Employment and Labor Law

Responding to Social Security Administration “No-Match” Letters

The Texas Lawbook

In March 2019, the Social Security Administration began sending Employer Correction Request (EDCOR) Notices (commonly known as “no-match” letters) to employers who reported at least one name where the Social Security number on the W-2 wage report for 2018 did not match SSA records. To date, the agency has mailed nearly 600,000 letters to employers nationwide. SSA plans to send the remaining letters for tax year 2018 sometime this fall.

No-match letters are short, seemingly innocuous and often directed at a company’s payroll or tax department. Each letter states a certain number of 2018 W-2 employees who had mismatches and provides instructions on how to resolve the issue.

An employer’s handling of a no-match letter could have adverse consequences should U.S. Immigration and Customs Enforcement initiate an I-9 worksite enforcement audit. The administrative subpoena or Notice of Inspection related to the I-9 audit have long requested employer records concerning receipt of no-match letters, and ICE will likely inquire further about the employer’s efforts to address the no-match. If adequate measures were not taken, the no-match letters can be used as evidence that the employer had constructive knowledge of an employee’s lack of work authorization.

Receipt of a no-match letter does not necessarily mean that an employee is undocumented. In fact, the no-match letter could be generated for relatively minor reasons such as typographical errors, unreported name changes or inaccurate employer records.

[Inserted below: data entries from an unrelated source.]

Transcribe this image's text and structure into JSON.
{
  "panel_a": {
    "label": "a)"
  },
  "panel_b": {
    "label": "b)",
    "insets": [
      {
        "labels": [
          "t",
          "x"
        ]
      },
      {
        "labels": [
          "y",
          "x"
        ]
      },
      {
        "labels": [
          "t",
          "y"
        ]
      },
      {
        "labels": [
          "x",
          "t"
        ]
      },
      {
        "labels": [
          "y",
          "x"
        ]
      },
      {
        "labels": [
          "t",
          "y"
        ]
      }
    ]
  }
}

Accordingly, the employer should not take any adverse action such as suspending, demoting or terminating an employee solely based on the no-match as such actions could violate federal and state antidiscrimination provisions. Seeking immediately to re-verify the employee’s identity and employment eligibility or requiring the employee to provide only certain types of I-9 documents solely based on receipt of the no-match letter also puts the employer at risk of engaging in discriminatory acts.

Interestingly, the U.S. Department of Justice has advised, in the context of handling no-match letters, that an employer should not require a written report of SSN verification from the SSA, as it may not always be obtainable. Consequently, the employer is left in a precarious situation of ensuring it takes affirmative steps to address the no-match issue while also avoiding actions that could be considered discriminatory.